In the latest upgrade from Microsoft, its flagship database will have Python scripts running with complete access third party libraries in the form of native T-SQL procedures that are stored.
Then the process of computation will become much easier for the users. Unlike before, now the users will be able to perform their computations easily by using Python without any hassle.
With the Community Technology Preview SQL server 2017 release, it has become clear that Microsoft has considered the primary rule of information science. As result of this drastic change SQL server will be able to support Python to execute any kind of analytical work, also the data powered works, and execute machine learning models.
This modifications are also made available for the free-to-use Express edition, along with the SQL server 2017 Enterprise edition.
Generally the most commonly used technique in Python is to use SQL server as the data source with normal execution of Python scripts. It has now been made possible by Microsoft to insert Python code in SQL Server databases directly by incorporating it as a T-SQL stored procedure. The Python code can now be utilized in production with the same data that it will process.
If required both Python and R T-SQL codes can be used simultaneously in the same database. These features along with the RevoScalePy package were developed for SQL server by Microsoft when the R language was being integrated into the database.
It is not mandatory to have previous Python versions to use these new features. Also SQL server 2017 installs its own CPython edition (stock Python Interpreter accessible from the Python.org website) at the time of the set-up procedure. It also allows users to add their custom Python packages or create C code from various Python based modules by utilizing CPython to enjoy additional speeds.
Packages from the Python’s Anaconda distribution that are widely utilized in data science and Microsoft’s RevoScalePy package which contain a group of functions that analyze data which exploits certain features of SQL server such as column-store and in-memory index are included in this set up. The processing of SQL server with GPU-accelrated functions can be enhanced by third party modules like TensorFlow. In order to prevent violation of the network policies or security, constraints related to the Python runtime’s behavior can be set by the Database admins.

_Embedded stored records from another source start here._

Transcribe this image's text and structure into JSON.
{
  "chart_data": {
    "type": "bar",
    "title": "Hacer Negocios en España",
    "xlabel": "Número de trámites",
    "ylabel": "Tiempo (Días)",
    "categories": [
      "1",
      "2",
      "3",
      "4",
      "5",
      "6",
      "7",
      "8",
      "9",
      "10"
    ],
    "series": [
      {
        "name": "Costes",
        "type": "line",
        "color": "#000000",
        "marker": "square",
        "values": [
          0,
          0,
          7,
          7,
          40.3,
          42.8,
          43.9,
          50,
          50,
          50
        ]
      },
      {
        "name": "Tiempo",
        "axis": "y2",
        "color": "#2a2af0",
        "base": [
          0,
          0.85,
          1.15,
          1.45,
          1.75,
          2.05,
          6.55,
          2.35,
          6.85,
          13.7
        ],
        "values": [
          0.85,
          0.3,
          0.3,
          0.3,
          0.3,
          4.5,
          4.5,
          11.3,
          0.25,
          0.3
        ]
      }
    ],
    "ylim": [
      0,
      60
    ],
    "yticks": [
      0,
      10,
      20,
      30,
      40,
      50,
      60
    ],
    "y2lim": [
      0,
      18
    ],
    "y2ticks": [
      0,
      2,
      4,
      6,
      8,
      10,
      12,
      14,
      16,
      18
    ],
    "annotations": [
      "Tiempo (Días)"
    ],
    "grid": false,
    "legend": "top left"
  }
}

Whether other versions of Python will be allowed in CPython’s place is not clear, as some of these versions have been specifically created to increase productivity. An example would be the Python version distributed by Intel, a revamp of the Anaconda version, which utilizes the Intel Math Kernel Library to boost the processing of common mathematical operations like fast Fourier transforms or linear algebra on Intel processors. Excluding that, older math libraries like Pandas or NumPy for CPython are expected to provide the same type of enhancements they provide for Python in general also for Python in SQL Server.
Although Microsoft proclaimed earlier that Linux users will also be able to avail the benefits of using SQL Server, but as per the present scenario, only SQL Server 2017 (windows version) is Python supported.